Jean-Luc Godard, Le livre d’image (O Livro de Imagem, 2018)
No documentário/entrevista Morceaux de conversations avec Jean-Luc Godard (2007), conta Godard que, no fervor do momento pré-Maio de 68, numa época de forte contestação contra a destituição do director da Cinemateca Francesa, Henri Langlois, propôs duas coisas caso, de facto, a saída se confirmasse: vender todo o espólio da instituição e investir o dinheiro dessa venda na produção de filmes destinada à geração mais nova ou, como alternativa, queimar todos os filmes da Cinemateca, provocando, deste modo, uma espécie de reset na história do cinema.

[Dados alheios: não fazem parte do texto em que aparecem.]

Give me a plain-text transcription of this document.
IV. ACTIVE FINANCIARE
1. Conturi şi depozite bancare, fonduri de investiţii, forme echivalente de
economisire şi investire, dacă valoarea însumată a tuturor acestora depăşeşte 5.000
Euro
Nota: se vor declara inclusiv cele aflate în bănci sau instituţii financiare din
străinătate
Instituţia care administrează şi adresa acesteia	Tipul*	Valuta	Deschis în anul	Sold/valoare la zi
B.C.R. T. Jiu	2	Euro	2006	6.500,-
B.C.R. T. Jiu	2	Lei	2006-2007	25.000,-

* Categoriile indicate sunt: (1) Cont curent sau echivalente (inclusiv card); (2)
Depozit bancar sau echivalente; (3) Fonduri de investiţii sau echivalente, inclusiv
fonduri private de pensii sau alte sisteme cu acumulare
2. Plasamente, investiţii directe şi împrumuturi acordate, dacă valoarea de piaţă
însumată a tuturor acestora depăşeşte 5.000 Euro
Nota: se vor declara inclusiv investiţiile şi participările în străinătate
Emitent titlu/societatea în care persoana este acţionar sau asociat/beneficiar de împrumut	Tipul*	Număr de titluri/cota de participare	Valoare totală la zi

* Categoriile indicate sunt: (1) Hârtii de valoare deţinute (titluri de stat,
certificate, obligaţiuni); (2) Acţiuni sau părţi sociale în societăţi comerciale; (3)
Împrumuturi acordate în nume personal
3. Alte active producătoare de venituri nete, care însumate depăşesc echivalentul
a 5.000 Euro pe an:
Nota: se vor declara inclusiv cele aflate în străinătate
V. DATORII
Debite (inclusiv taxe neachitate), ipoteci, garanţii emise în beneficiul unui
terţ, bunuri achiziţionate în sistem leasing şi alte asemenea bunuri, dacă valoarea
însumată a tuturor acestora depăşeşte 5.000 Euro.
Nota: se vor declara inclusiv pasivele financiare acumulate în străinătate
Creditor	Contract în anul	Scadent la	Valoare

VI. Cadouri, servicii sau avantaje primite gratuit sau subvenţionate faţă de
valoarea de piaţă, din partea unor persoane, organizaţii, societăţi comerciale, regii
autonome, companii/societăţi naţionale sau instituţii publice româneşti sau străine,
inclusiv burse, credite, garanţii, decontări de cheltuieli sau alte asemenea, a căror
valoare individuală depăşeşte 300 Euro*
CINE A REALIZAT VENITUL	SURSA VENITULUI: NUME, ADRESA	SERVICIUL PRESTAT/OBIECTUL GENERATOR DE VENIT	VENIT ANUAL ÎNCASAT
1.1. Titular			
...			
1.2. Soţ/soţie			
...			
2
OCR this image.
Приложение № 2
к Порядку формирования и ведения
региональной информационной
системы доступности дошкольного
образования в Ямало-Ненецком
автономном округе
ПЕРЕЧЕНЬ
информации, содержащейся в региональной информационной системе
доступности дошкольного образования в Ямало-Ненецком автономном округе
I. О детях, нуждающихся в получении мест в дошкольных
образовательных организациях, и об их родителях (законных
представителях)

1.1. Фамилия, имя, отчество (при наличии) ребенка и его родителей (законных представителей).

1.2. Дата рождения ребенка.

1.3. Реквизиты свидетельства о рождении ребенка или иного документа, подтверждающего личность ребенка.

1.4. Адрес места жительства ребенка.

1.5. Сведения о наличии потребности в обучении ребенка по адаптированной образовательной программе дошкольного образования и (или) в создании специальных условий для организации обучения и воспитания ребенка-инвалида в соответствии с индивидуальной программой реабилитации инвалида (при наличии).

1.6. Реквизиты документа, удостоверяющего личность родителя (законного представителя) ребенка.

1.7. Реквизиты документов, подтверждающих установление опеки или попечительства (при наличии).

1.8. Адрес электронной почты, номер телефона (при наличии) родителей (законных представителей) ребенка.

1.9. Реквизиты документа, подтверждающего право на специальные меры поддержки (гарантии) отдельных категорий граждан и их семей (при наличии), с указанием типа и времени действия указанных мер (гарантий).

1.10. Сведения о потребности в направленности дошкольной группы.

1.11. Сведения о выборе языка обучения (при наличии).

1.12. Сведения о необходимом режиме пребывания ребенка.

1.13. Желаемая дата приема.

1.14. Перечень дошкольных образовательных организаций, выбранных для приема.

Não sabemos se estas propostas eram para se levar a sério, mas em Godard nunca sabemos ao certo o que é blague e o que é o mais solene e convicto manifesto. Por outro lado, Godard, à entrada da década de 1970, tornara-se um cineasta incinerador, destrutivo, apocalíptico. O filme de todas as mudanças terá sido o seu “monster movie” Week End (1967), mas o gesto revolucionário dá conta de si verdadeiramente a partir da sua fase maoista, no seio do chamado Grupo Dziga Vertov. Com Jean-Pierre Gorin, Godard renuncia à ideia de autor – rasura a sua própria assinatura – e investe num cinema com as mãos – com um punho vertoviano, melhor dizendo – completamente implicado, engajado mesmo, com a realidade. Morre a fantasia pop e os sonhos húmidos da cinefilia. Enterra-se o amor ao cinema, ao mesmo tempo começa a ganhar forma uma outra paixão ardente. Escrevem-se aqui, nestes filmes – num deles, Le vent d’est (1970), Gorin e Godard ensinam o espectador a produzir um cocktail molotov -, as primeiras linhas de um livro de imagens que se reabre agora, depois de arrancado das profundezas de um lamaçal de tentativas-erro, fecundos e inspiradores actos de destruição-ressurreição, que resumem o cinema do suíço dos últimos 50 anos.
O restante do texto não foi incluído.